Okuduğum haber ise işte tam da bu kurgunun gerçeğe dönüşmesi ile ilgili. ETH Zürich’te yapılan bir çalışmada damar tıkanıklıkları ve felç gibi hayati risk taşıyan durumlarda ilacın doğrudan hastalıklı bölgeye ulaştırılmasını sağlayacak çözüm geliştirildiğinden bahsediliyordu.

Haberde, araştırmacıların kum tanesinden bile küçük olan ve kan damarlarının içinde yüzebilen bir “mikrorobot” tasarladığından söz ediliyor ve bu robotun vücut dışından yönlendirildiğini yani ; doktorların, robotu uzaktan kontrol ederek damarın içindeki hedef noktaya milimetrik hassasiyetle gönderebildiklerini anlatıyordu.

Haberin devamında Robotun içinin, hastalıklı bölgeye verilmesi gereken bir ilaçla doldurulduğunu ve robot ilgili bölgeye ulaştığında kapsülün ısıtılarak çözülmesi suretiyle ilaçların sadece istenen noktada serbest bırakıldığından bahsediliyordu.

Robot görevini tamamladıktan sonra tamamen eriyip yok olduğu için vücutta herhangi bir kalıntı bırakmıyor. Bu da ayrı bir güzellik sanırım. Ayrıca Domuz ve koyun üzerinde gerçekleştirilen deneylerde, robotun güçlü kan akışına rağmen hedef bölgeye yüzde 95’in üzerinde doğrulukla ulaştığı ve ilacı doğru şekilde bıraktığı görülmüş.
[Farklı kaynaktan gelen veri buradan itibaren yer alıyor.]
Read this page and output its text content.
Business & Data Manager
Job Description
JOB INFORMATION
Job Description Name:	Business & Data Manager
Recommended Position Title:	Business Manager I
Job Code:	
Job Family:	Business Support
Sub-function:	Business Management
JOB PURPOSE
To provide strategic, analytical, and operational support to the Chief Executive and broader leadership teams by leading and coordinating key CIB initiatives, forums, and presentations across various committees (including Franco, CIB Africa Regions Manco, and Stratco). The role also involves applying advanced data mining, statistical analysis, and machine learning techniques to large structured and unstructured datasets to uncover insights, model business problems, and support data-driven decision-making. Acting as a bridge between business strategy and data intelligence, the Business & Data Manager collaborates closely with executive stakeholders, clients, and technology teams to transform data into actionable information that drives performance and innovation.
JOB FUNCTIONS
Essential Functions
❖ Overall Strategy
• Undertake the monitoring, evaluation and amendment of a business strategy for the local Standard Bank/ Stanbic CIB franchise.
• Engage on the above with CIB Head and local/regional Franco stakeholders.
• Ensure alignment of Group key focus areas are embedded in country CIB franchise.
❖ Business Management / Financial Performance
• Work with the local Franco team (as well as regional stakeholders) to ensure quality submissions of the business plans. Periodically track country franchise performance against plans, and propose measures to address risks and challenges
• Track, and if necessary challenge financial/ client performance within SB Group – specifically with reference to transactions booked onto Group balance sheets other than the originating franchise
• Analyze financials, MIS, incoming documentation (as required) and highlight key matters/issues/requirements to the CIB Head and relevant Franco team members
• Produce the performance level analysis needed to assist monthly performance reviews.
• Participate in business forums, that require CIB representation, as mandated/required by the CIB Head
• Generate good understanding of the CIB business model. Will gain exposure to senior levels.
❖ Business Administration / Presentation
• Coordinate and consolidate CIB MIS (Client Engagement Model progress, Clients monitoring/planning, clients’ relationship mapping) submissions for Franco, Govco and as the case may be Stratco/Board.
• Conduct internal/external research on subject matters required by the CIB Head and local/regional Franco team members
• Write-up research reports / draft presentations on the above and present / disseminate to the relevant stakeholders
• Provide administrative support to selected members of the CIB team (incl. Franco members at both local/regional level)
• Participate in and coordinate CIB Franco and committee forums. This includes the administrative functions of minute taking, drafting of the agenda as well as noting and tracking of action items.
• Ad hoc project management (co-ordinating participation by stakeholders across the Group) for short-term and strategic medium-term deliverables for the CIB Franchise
Araştırmacılar, sistemin özellikle felç hastalarında tıkanan beyin damarlarına ilacı doğrudan ulaştırarak büyük avantaj sağlayacağını ve tüm vücuda yayılan tedavilere kıyasla yan etkileri ciddi ölçüde azaltabileceğini vurguluyor. Okuduğum kurgu bilim romanı da 40 yıl içinde gerçeğe dönüşmüş.
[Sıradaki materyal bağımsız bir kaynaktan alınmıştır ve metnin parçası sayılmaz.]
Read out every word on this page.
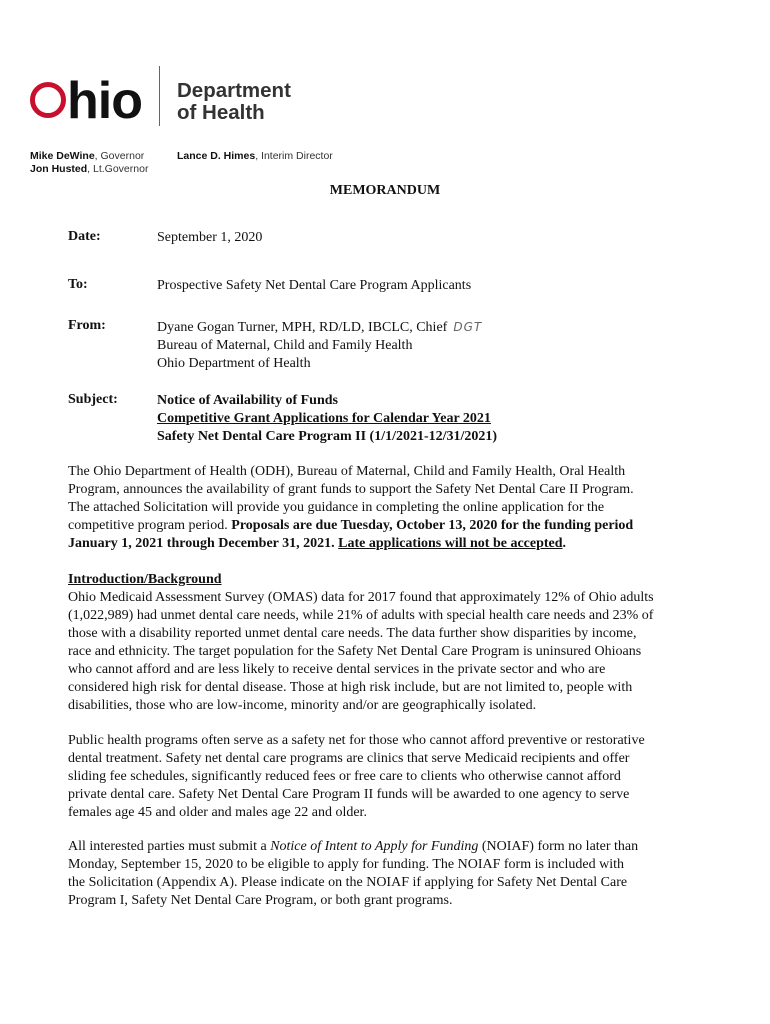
hio Department
of Health
Mike DeWine, Governor
Jon Husted, Lt.Governor
Lance D. Himes, Interim Director
MEMORANDUM
Date:	September 1, 2020
To:	Prospective Safety Net Dental Care Program Applicants
From:	Dyane Gogan Turner, MPH, RD/LD, IBCLC, Chief DGT
Bureau of Maternal, Child and Family Health
Ohio Department of Health
Subject:	Notice of Availability of Funds
Competitive Grant Applications for Calendar Year 2021
Safety Net Dental Care Program II (1/1/2021-12/31/2021)
The Ohio Department of Health (ODH), Bureau of Maternal, Child and Family Health, Oral Health
Program, announces the availability of grant funds to support the Safety Net Dental Care II Program.
The attached Solicitation will provide you guidance in completing the online application for the
competitive program period. Proposals are due Tuesday, October 13, 2020 for the funding period
January 1, 2021 through December 31, 2021. Late applications will not be accepted.
Introduction/Background
Ohio Medicaid Assessment Survey (OMAS) data for 2017 found that approximately 12% of Ohio adults
(1,022,989) had unmet dental care needs, while 21% of adults with special health care needs and 23% of
those with a disability reported unmet dental care needs. The data further show disparities by income,
race and ethnicity. The target population for the Safety Net Dental Care Program is uninsured Ohioans
who cannot afford and are less likely to receive dental services in the private sector and who are
considered high risk for dental disease. Those at high risk include, but are not limited to, people with
disabilities, those who are low-income, minority and/or are geographically isolated.
Public health programs often serve as a safety net for those who cannot afford preventive or restorative
dental treatment. Safety net dental care programs are clinics that serve Medicaid recipients and offer
sliding fee schedules, significantly reduced fees or free care to clients who otherwise cannot afford
private dental care. Safety Net Dental Care Program II funds will be awarded to one agency to serve
females age 45 and older and males age 22 and older.
All interested parties must submit a Notice of Intent to Apply for Funding (NOIAF) form no later than
Monday, September 15, 2020 to be eligible to apply for funding. The NOIAF form is included with
the Solicitation (Appendix A). Please indicate on the NOIAF if applying for Safety Net Dental Care
Program I, Safety Net Dental Care Program, or both grant programs.
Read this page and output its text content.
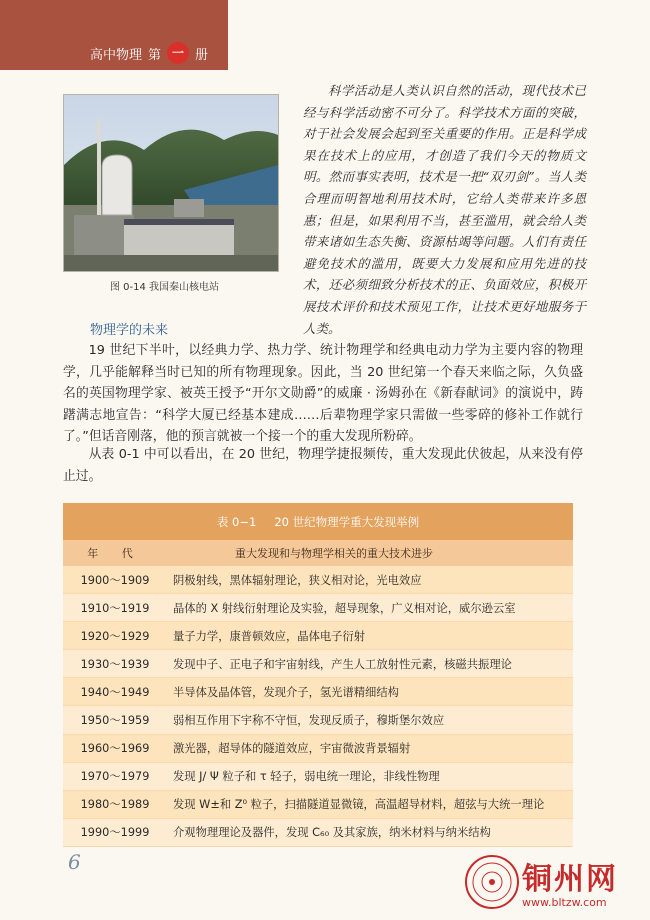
高中物理 第 一 册
图 0-14 我国秦山核电站
科学活动是人类认识自然的活动，现代技术已经与科学活动密不可分了。科学技术方面的突破，对于社会发展会起到至关重要的作用。正是科学成果在技术上的应用，才创造了我们今天的物质文明。然而事实表明，技术是一把“双刃剑”。当人类合理而明智地利用技术时，它给人类带来许多恩惠；但是，如果利用不当，甚至滥用，就会给人类带来诸如生态失衡、资源枯竭等问题。人们有责任避免技术的滥用，既要大力发展和应用先进的技术，还必须细致分析技术的正、负面效应，积极开展技术评价和技术预见工作，让技术更好地服务于人类。
物理学的未来
19 世纪下半叶，以经典力学、热力学、统计物理学和经典电动力学为主要内容的物理学，几乎能解释当时已知的所有物理现象。因此，当 20 世纪第一个春天来临之际，久负盛名的英国物理学家、被英王授予“开尔文勋爵”的威廉 · 汤姆孙在《新春献词》的演说中，踌躇满志地宣告：“科学大厦已经基本建成……后辈物理学家只需做一些零碎的修补工作就行了。”但话音刚落，他的预言就被一个接一个的重大发现所粉碎。
从表 0-1 中可以看出，在 20 世纪，物理学捷报频传，重大发现此伏彼起，从来没有停止过。
表 0−1 20 世纪物理学重大发现举例
年 代	重大发现和与物理学相关的重大技术进步
1900～1909	阴极射线，黑体辐射理论，狭义相对论，光电效应
1910～1919	晶体的 X 射线衍射理论及实验，超导现象，广义相对论，威尔逊云室
1920～1929	量子力学，康普顿效应，晶体电子衍射
1930～1939	发现中子、正电子和宇宙射线，产生人工放射性元素，核磁共振理论
1940～1949	半导体及晶体管，发现介子，氢光谱精细结构
1950～1959	弱相互作用下宇称不守恒，发现反质子，穆斯堡尔效应
1960～1969	激光器，超导体的隧道效应，宇宙微波背景辐射
1970～1979	发现 J/ Ψ 粒子和 τ 轻子，弱电统一理论，非线性物理
1980～1989	发现 W±和 Z⁰ 粒子，扫描隧道显微镜，高温超导材料，超弦与大统一理论
1990～1999	介观物理理论及器件，发现 C₆₀ 及其家族，纳米材料与纳米结构
6	铜州网
www.bltzw.com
Bunlara benzer benzemez birçok hayal, birçok kurgu, gerçeğe dönüşmeyi sürdürüyor. Aleksandr Graham Bell bir gün cep telefonları ile konuşulabileceğini hayal edebilir miydi? Wright kardeşler bir gün jet motorlu uçakların kıtalar arasında her seferde yüzlerce yolcu taşıyacağını düşünebilir miydi?
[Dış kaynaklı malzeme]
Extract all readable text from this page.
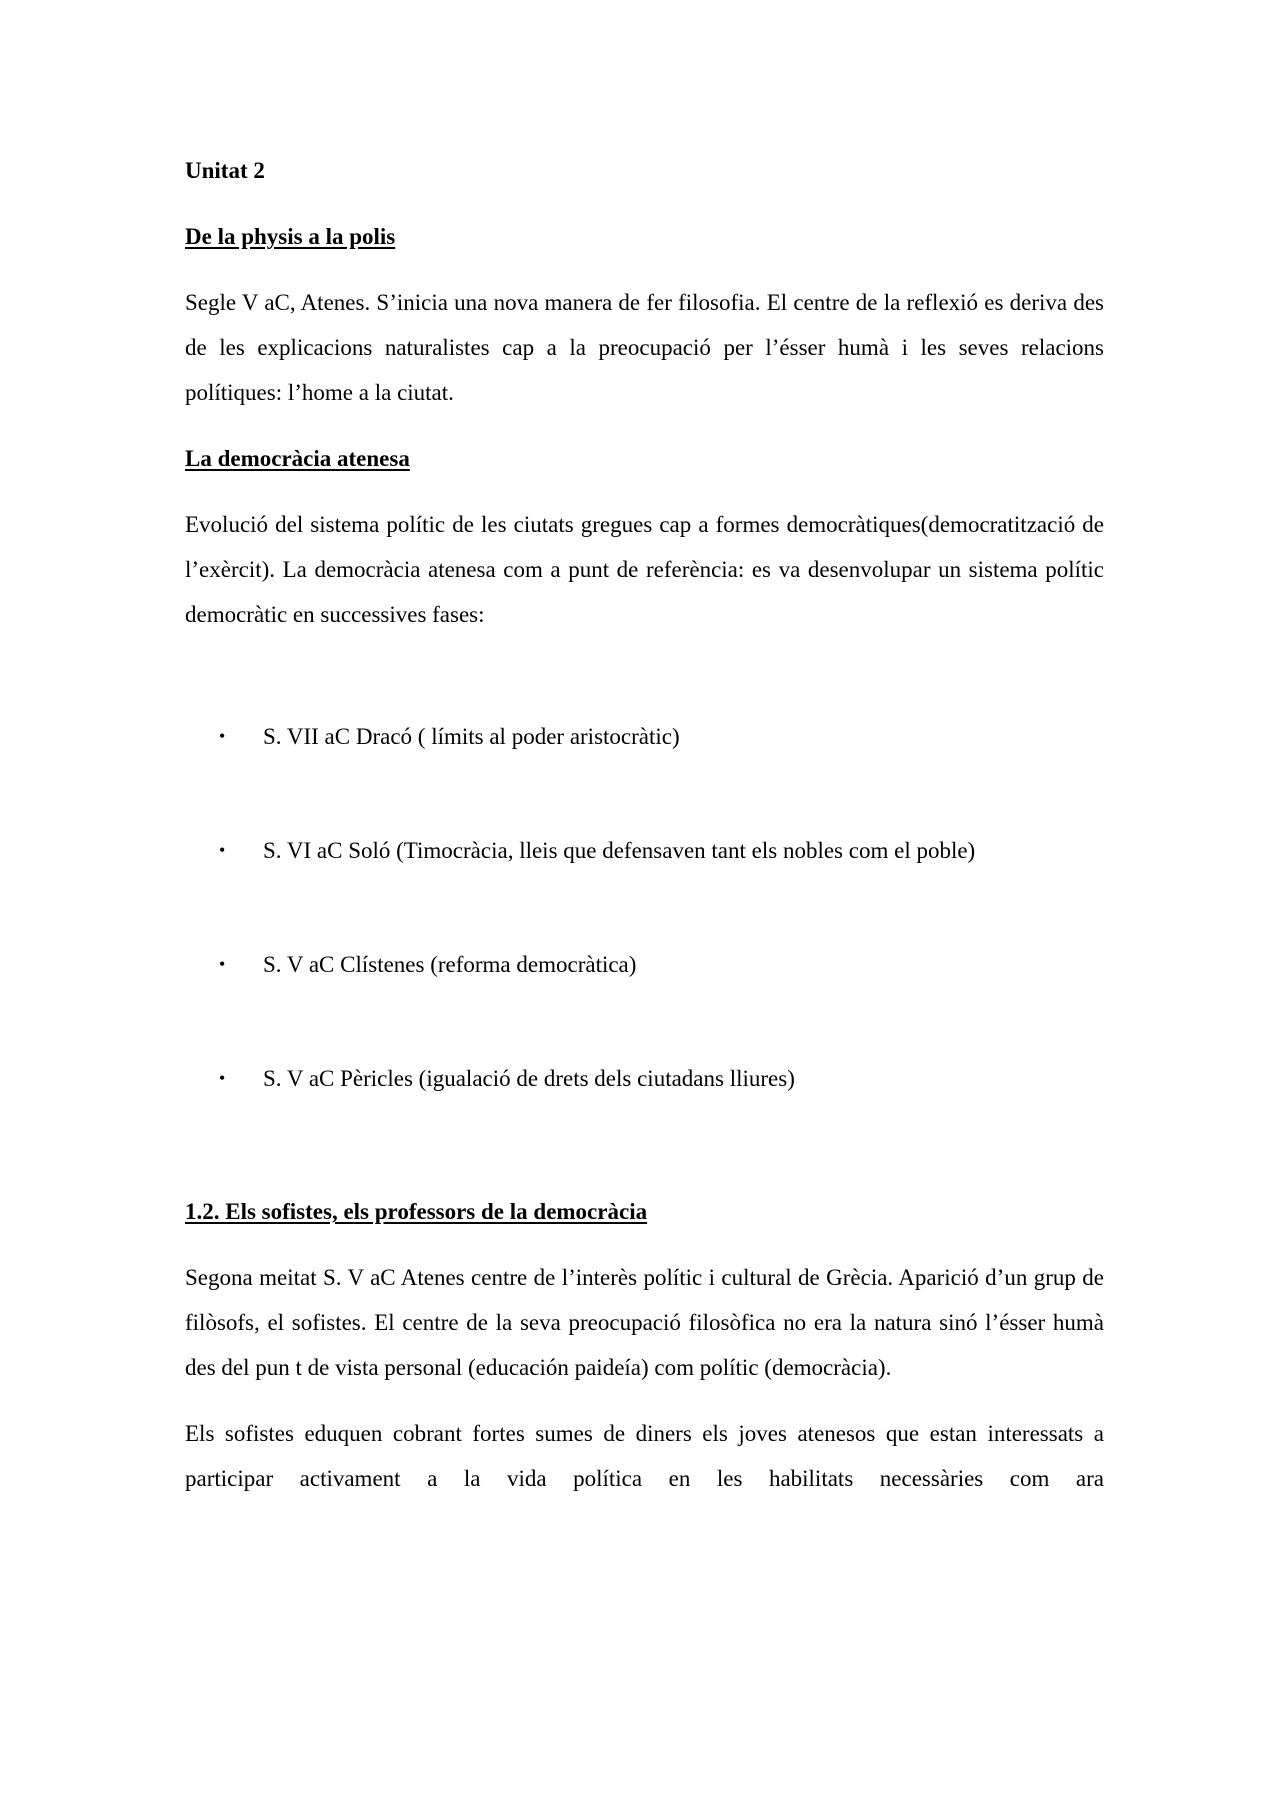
Unitat 2
De la physis a la polis

Segle V aC, Atenes. S’inicia una nova manera de fer filosofia. El centre de la reflexió es deriva des de les explicacions naturalistes cap a la preocupació per l’ésser humà i les seves relacions polítiques: l’home a la ciutat.

La democràcia atenesa

Evolució del sistema polític de les ciutats gregues cap a formes democràtiques(democratització de l’exèrcit). La democràcia atenesa com a punt de referència: es va desenvolupar un sistema polític democràtic en successives fases:

• S. VII aC Dracó ( límits al poder aristocràtic)
• S. VI aC Soló (Timocràcia, lleis que defensaven tant els nobles com el poble)
• S. V aC Clístenes (reforma democràtica)
• S. V aC Pèricles (igualació de drets dels ciutadans lliures)
1.2. Els sofistes, els professors de la democràcia

Segona meitat S. V aC Atenes centre de l’interès polític i cultural de Grècia. Aparició d’un grup de filòsofs, el sofistes. El centre de la seva preocupació filosòfica no era la natura sinó l’ésser humà des del pun t de vista personal (educación paideía) com polític (democràcia).

Els sofistes eduquen cobrant fortes sumes de diners els joves atenesos que estan interessats a participar activament a la vida política en les habilitats necessàries com ara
Kurgu mu bilime yol gösteriyor, bilim mi kurguları tetikliyor bilemiyorum ama özellikle yapay zekanın hayatımıza girmesi ve gelişmesi, nanoteknolojinin bugün geldiği boyutlar, chip teknolojisinin olağanüstü başarıları, kuantum fiziğinin açtığı yeni ufuklar gösteriyor ki bugün hayal bile edemediğimiz birçok şey yarının gerçekleri olarak karşımıza çıkmaya devam edecek.

Ne diyeyim. Hadi toparlanın, yarın Mars’taki villamda beraber bir akşam yemeği yiyelim. Sabaha döneriz. Dememe az kaldı.